Just realised that I have seen 3 movies over the last 3 weeks at theatres. Two were in top class cinema halls in a Tier 2 town and another was a Tier 2 theatre in Chennai. Meanwhile, I have also seen twice as many movies on OTT platforms during the same period. The reason to watch movies at theatres, for most of us Indians, is that it is a cherished family outing as well as to see our favourite matinee idols on the big screen on the opening week / weekend.
As the movies that I watched were all of top heroes, the theatres had a full audience. Except that during the interval break, not even a third of them came to the F&B area to buy anything.
The Hon’ble Supreme Court of India passed an judgement on 3 Jan. ’23 that Multiplexes & Cinema Theatre Owners had the right to not allow outside food (and beverages) inside the screening areas and that the cinema goers had a choice whether to go or not, and cannot therefore demand to take their own food inside the theatres like how it was 2 decades back. From biryanis to biscuits, fruits to homemade snacks like channa dal & groundnuts, ardent cinema goers carried their own food inside the theatres. Once the show was over, it was a nightmare for the theatre owner to get the auditorium cleaned up before the next show began.
Enter mid-2000s – the onset of posh Multiplexes across India led by PVR Cinemas and INOX as well as modernisation of screens by standalone theatre owners across India. Around the year 2,000, there were 18,000 screens in India when the country produced over 1,000+ movies pa across 15 languages including foreign-language dubbed movies. By 2019, there were a mere 11,000 screens in India, of which the Multiplex chains had a share of over 2,500.
Cut to Dec. 2022, there are a mere 8,500 screens of which almost 3,000 are in Multiplexes.
In 2019, India produced 2,000 movies, running an annual business of over Rs. 30,000 Cr. Hindi language films accounted for almost 45% while Tamil and Telugu languages made about 300 movies each annually. Post-pandemic, film watching trends have changed tremendously across the world and India is no different. Acc to Q3 FY 22-23 Financials of PVR Cinemas, the occupancy rate has diminished to 29% compared to 36% in the same period in 2019. Tickets prices have gone up 18% - perhaps keeping inflation in mind. But that’s not the real reason why admissions dropped by a whopping 20% during the said Quarter.
The reason is the price of Popcorn at theatres! Yes.
For most Indians, watching a movie is a family outing. People plan in advance, get dressed to look their best and travel with glee to watch a movie. Assuming the avg. ticket price pan-India (except Bombay, Delhi and Bangalore) is around Rs. 200 for a decent theatre, the cost per family of 4 is Rs. 800. Add parking charges for 2W/4W and a meal before or after. That would work out to Rs. 1,500- Rs. 2,000 already. Now, if the popcorn at the theatre is going to cost Rs. 100/- per person (usually these are family packs & combos of Rs. 250 and above!), add a beverage or 2 and some more snacks, the food bill is already as much as the movie ticket cost if not more. Most Indians, who were avoiding this madness before the pandemic have completely moved off watching movies in the big screens since 2022 onwards. The numbers speak.

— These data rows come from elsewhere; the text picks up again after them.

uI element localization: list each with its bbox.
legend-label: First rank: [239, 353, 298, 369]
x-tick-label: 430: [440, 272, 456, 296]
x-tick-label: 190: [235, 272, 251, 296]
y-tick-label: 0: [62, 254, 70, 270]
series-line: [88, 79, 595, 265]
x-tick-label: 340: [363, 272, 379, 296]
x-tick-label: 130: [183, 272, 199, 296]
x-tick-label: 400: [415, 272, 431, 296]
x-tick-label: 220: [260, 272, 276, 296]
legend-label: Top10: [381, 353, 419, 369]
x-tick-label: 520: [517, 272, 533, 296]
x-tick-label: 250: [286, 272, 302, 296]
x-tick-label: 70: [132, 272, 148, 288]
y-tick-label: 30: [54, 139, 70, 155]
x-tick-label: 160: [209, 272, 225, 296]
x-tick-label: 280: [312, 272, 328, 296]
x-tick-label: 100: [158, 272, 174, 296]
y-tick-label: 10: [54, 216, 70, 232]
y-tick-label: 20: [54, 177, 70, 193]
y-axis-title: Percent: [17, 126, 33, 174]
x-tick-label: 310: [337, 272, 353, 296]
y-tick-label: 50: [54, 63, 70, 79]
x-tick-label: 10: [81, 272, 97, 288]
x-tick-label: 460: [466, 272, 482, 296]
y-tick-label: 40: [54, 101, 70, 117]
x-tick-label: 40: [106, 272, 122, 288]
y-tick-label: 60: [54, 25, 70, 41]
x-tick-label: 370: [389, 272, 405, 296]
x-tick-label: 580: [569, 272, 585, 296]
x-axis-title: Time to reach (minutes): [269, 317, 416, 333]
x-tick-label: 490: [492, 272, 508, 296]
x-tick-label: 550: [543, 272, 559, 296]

So why do theatres charge so much for Popcorn and food? Coz, they can never make money & be profitable with such ticket prices, especially if the occupancy rates are so low!

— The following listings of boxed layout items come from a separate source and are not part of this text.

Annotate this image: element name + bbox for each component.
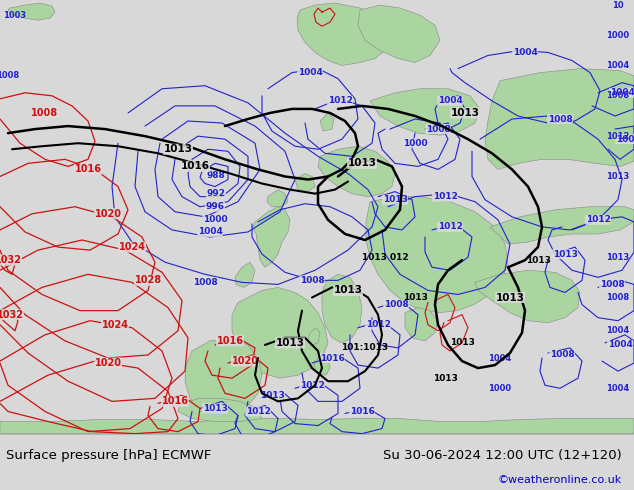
Text: 1000: 1000	[488, 384, 512, 393]
Text: Su 30-06-2024 12:00 UTC (12+120): Su 30-06-2024 12:00 UTC (12+120)	[382, 448, 621, 462]
Text: 1000: 1000	[607, 31, 630, 40]
Text: 1013: 1013	[347, 158, 377, 169]
Polygon shape	[322, 274, 362, 343]
Text: 1013: 1013	[606, 172, 630, 181]
Polygon shape	[370, 89, 480, 135]
Text: 1013: 1013	[496, 293, 524, 302]
Text: 1012: 1012	[299, 381, 325, 390]
Text: 1016: 1016	[216, 336, 243, 346]
Text: 1016: 1016	[162, 396, 188, 406]
Text: 1013: 1013	[526, 256, 550, 265]
Text: 1032: 1032	[0, 255, 22, 265]
Text: 1013: 1013	[276, 338, 304, 348]
Text: 1000: 1000	[203, 215, 228, 224]
Text: 1004: 1004	[297, 68, 323, 77]
Polygon shape	[308, 328, 320, 345]
Text: 1004: 1004	[198, 227, 223, 237]
Text: 1008: 1008	[32, 108, 58, 118]
Text: 1013: 1013	[450, 339, 474, 347]
Text: 1013: 1013	[333, 286, 363, 295]
Text: 1020: 1020	[94, 358, 122, 368]
Text: 1020: 1020	[231, 356, 259, 366]
Polygon shape	[475, 270, 580, 323]
Polygon shape	[366, 196, 508, 313]
Text: 10: 10	[612, 0, 624, 9]
Text: 1012: 1012	[245, 407, 271, 416]
Polygon shape	[314, 355, 330, 375]
Text: 101:1013: 101:1013	[342, 343, 389, 352]
Text: 1004: 1004	[437, 97, 462, 105]
Text: 1004: 1004	[512, 48, 538, 57]
Polygon shape	[485, 69, 634, 170]
Polygon shape	[320, 113, 334, 131]
Text: 1008: 1008	[425, 124, 450, 134]
Text: 1004: 1004	[606, 61, 630, 70]
Text: 1012: 1012	[366, 320, 391, 329]
Text: 1000: 1000	[616, 135, 634, 144]
Text: 1000: 1000	[403, 139, 427, 147]
Text: 1004: 1004	[607, 341, 633, 349]
Polygon shape	[8, 3, 55, 20]
Text: 1016: 1016	[320, 353, 344, 363]
Text: 1008: 1008	[607, 91, 630, 100]
Text: 1004: 1004	[606, 326, 630, 335]
Polygon shape	[267, 190, 288, 207]
Text: 1004: 1004	[606, 384, 630, 393]
Polygon shape	[0, 418, 634, 434]
Polygon shape	[253, 207, 290, 267]
Text: 1013: 1013	[259, 391, 285, 400]
Polygon shape	[358, 5, 440, 63]
Text: 1008: 1008	[384, 300, 408, 309]
Text: 1024: 1024	[119, 242, 145, 252]
Text: 1013 012: 1013 012	[361, 253, 408, 262]
Polygon shape	[490, 207, 634, 244]
Text: 1016: 1016	[181, 161, 209, 172]
Text: 988: 988	[207, 171, 226, 180]
Text: 1024: 1024	[101, 320, 129, 330]
Text: 1016: 1016	[75, 165, 101, 174]
Text: 1008: 1008	[0, 71, 20, 80]
Text: 1013: 1013	[451, 108, 479, 118]
Text: 992: 992	[207, 189, 226, 198]
Text: 1008: 1008	[550, 350, 574, 360]
Polygon shape	[178, 398, 262, 421]
Text: 1013: 1013	[382, 195, 408, 204]
Text: 1003: 1003	[3, 11, 27, 20]
Text: 1012: 1012	[606, 132, 630, 141]
Text: 1008: 1008	[600, 280, 624, 289]
Text: 1012: 1012	[328, 97, 353, 105]
Polygon shape	[235, 262, 255, 288]
Polygon shape	[295, 173, 315, 192]
Text: 1012: 1012	[437, 222, 462, 231]
Text: 1013: 1013	[606, 253, 630, 262]
Text: 1032: 1032	[0, 310, 23, 319]
Text: 1004: 1004	[488, 353, 512, 363]
Text: 1013: 1013	[202, 404, 228, 413]
Polygon shape	[185, 338, 262, 414]
Text: 1012: 1012	[432, 192, 458, 201]
Text: 1012: 1012	[586, 215, 611, 224]
Text: 1008: 1008	[300, 276, 325, 285]
Text: 996: 996	[205, 202, 224, 211]
Text: 1008: 1008	[193, 278, 217, 287]
Text: 1004: 1004	[609, 88, 634, 98]
Text: 1008: 1008	[607, 293, 630, 302]
Text: 1013: 1013	[164, 144, 193, 154]
Text: 1013: 1013	[432, 374, 458, 383]
Text: Surface pressure [hPa] ECMWF: Surface pressure [hPa] ECMWF	[6, 448, 212, 462]
Polygon shape	[297, 3, 395, 66]
Polygon shape	[405, 308, 438, 341]
Text: 1020: 1020	[94, 209, 122, 219]
Text: 1013: 1013	[403, 293, 427, 302]
Text: ©weatheronline.co.uk: ©weatheronline.co.uk	[497, 475, 621, 486]
Text: 1028: 1028	[134, 275, 162, 285]
Text: 1008: 1008	[548, 115, 573, 123]
Text: 1013: 1013	[553, 249, 578, 259]
Polygon shape	[318, 146, 395, 196]
Polygon shape	[232, 288, 328, 378]
Text: 1016: 1016	[349, 407, 375, 416]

Ok, Shah Rukh’s Pathaan (2023) has already crossed Rs. 200 Cr in BO collections (in 5 days) worldwide as I write this; So have 1 or 2 movies each across regional languages, but these are exceptions. Most films of 2022 bombed at the BO. The ones that made headlines were non-Hindi language movies and were (dubbed) releases.
A theatre needs sustained footfall through the year. 30-40% occupancy during the weekdays and 70% or above over weekends is a theatre owner’s delight. It used to happen until 2015-16. Until Popcorn prices went up!
Fizzy Coke and Pepsi (with 90% gas & water) and 10% essence have also gone rogue with their sizing & pricing. No one in India wants to drink so much of sugary liquids anyway and in such short duration. To get back audiences to the plexes, we need decent content (of movies). And cheaper F&B, perhaps. One way is to subsidise the food offering; another way is to use them as a bait to get more audience. Afterall, subsidising is a national mantra in India. Sigh.